Regeling vervallen per 01-08-2015

Beleidsregel stappenplan handhaving reclame centrum Helmond 2009

Geldend van 26-09-2009 t/m 31-07-2015

Intitulé

Beleidsregel stappenplan handhaving reclame centrum Helmond 2009

Burgemeester en wethouders van Helmond;

Collegevoorstel van 8 september 2009, nummer 0955752

besluit:

Vast te stellen de Beleidsregel stappenplan handhaving reclame centrum Helmond 2009

Beschrijving onderwerp:

De gemeente Helmond wil de ruimtelijke en architectonische kwaliteit van de (binnen) stad versterken. De kwaliteit van de openbare ruimte in de stad wordt beïnvloed door de inrichting daarvan. Straatmeubilair, reclames, terrassen, zonweringen, parasols, rolluiken enzovoort kunnen het stadsbeeld verlevendigen en daarmee een positieve invloed op de aanblik van een stad hebben. De getroffen maatregelen vanuit de Kwaliteitsimpuls Centrum zijn hier een duidelijk voorbeeld van. Het verblijfsklimaat van het centrum is door de Kwaliteitsimpuls sterk verbeterd. Voor het gemeentebestuur is dan ook een regisserende rol weggelegd om de kwaliteit van de gebouwde ruimte zo hoog mogelijk te houden. Dat kan onder meer door het voeren van een reclamebeleid.

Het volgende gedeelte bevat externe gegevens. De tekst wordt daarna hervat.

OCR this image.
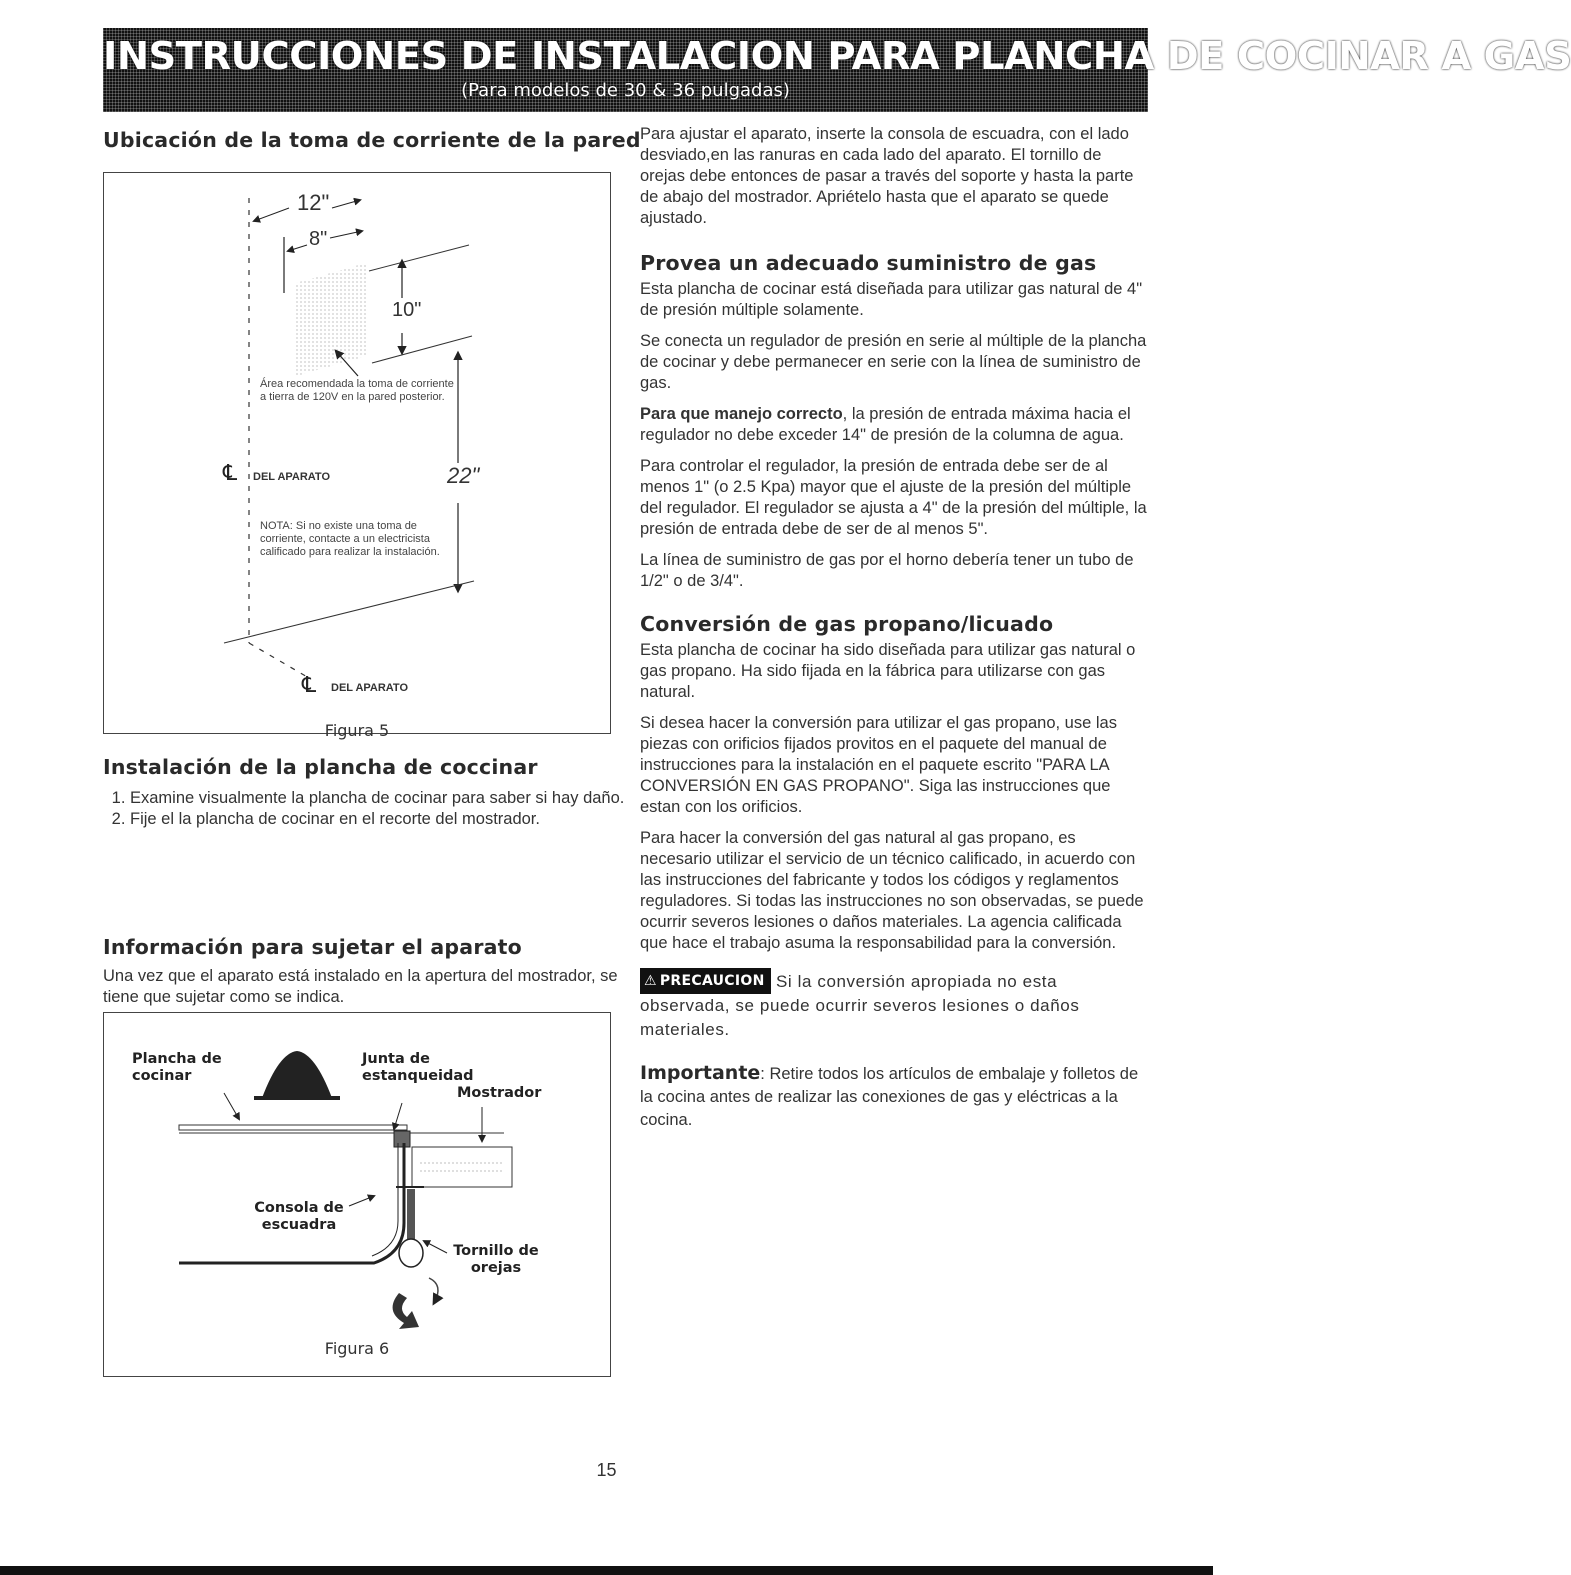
INSTRUCCIONES DE INSTALACION PARA PLANCHA DE COCINAR A GAS
(Para modelos de 30 & 36 pulgadas)
Ubicación de la toma de corriente de la pared
12"
8"
10"
22"
Área recomendada la toma de corriente a tierra de 120V en la pared posterior.
℄ DEL APARATO
NOTA: Si no existe una toma de corriente, contacte a un electricista calificado para realizar la instalación.
℄ DEL APARATO
Figura 5
Instalación de la plancha de coccinar
1. Examine visualmente la plancha de cocinar para saber si hay daño.
2. Fije el la plancha de cocinar en el recorte del mostrador.
Información para sujetar el aparato

Una vez que el aparato está instalado en la apertura del mostrador, se tiene que sujetar como se indica.

Plancha de cocinar
Junta de estanqueidad
Mostrador
Consola de escuadra
Tornillo de orejas
Figura 6

Para ajustar el aparato, inserte la consola de escuadra, con el lado desviado,en las ranuras en cada lado del aparato. El tornillo de orejas debe entonces de pasar a través del soporte y hasta la parte de abajo del mostrador. Apriételo hasta que el aparato se quede ajustado.

Provea un adecuado suministro de gas

Esta plancha de cocinar está diseñada para utilizar gas natural de 4" de presión múltiple solamente.

Se conecta un regulador de presión en serie al múltiple de la plancha de cocinar y debe permanecer en serie con la línea de suministro de gas.

Para que manejo correcto, la presión de entrada máxima hacia el regulador no debe exceder 14" de presión de la columna de agua.

Para controlar el regulador, la presión de entrada debe ser de al menos 1" (o 2.5 Kpa) mayor que el ajuste de la presión del múltiple del regulador. El regulador se ajusta a 4" de la presión del múltiple, la presión de entrada debe de ser de al menos 5".

La línea de suministro de gas por el horno debería tener un tubo de 1/2" o de 3/4".

Conversión de gas propano/licuado

Esta plancha de cocinar ha sido diseñada para utilizar gas natural o gas propano. Ha sido fijada en la fábrica para utilizarse con gas natural.

Si desea hacer la conversión para utilizar el gas propano, use las piezas con orificios fijados provitos en el paquete del manual de instrucciones para la instalación en el paquete escrito "PARA LA CONVERSIÓN EN GAS PROPANO". Siga las instrucciones que estan con los orificios.

Para hacer la conversión del gas natural al gas propano, es necesario utilizar el servicio de un técnico calificado, in acuerdo con las instrucciones del fabricante y todos los códigos y reglamentos reguladores. Si todas las instrucciones no son observadas, se puede ocurrir severos lesiones o daños materiales. La agencia calificada que hace el trabajo asuma la responsabilidad para la conversión.

⚠ PRECAUCION Si la conversión apropiada no esta observada, se puede ocurrir severos lesiones o daños materiales.

Importante: Retire todos los artículos de embalaje y folletos de la cocina antes de realizar las conexiones de gas y eléctricas a la cocina.

15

Reeds jaren is er sprake van reclamebeleid in Helmond. Hierbij moet onderscheid worden gemaakt tussen handelsreclame in de openbare ruimte en handelsreclame op en aan bouwwerken. Waar hier gesproken wordt over handelsreclame wordt iedere openbare aanprijzing van waren of diensten op of aan bouwwerken bedoeld, waarmee een commercieel belang wordt gediend.

In 2008 is door de gemeenteraad een nieuwe welstandsnota vastgesteld. In deze nota is er sprake van aangepaste reclamerichtlijnen die passen binnen de Kwaliteitsimpuls van het centrum. Daarmee bevat de welstandsnota 2008 de weergave van het huidige, meest recente reclamebeleid. Dit beleid willen we handhaven middels onderhavig stappenplan.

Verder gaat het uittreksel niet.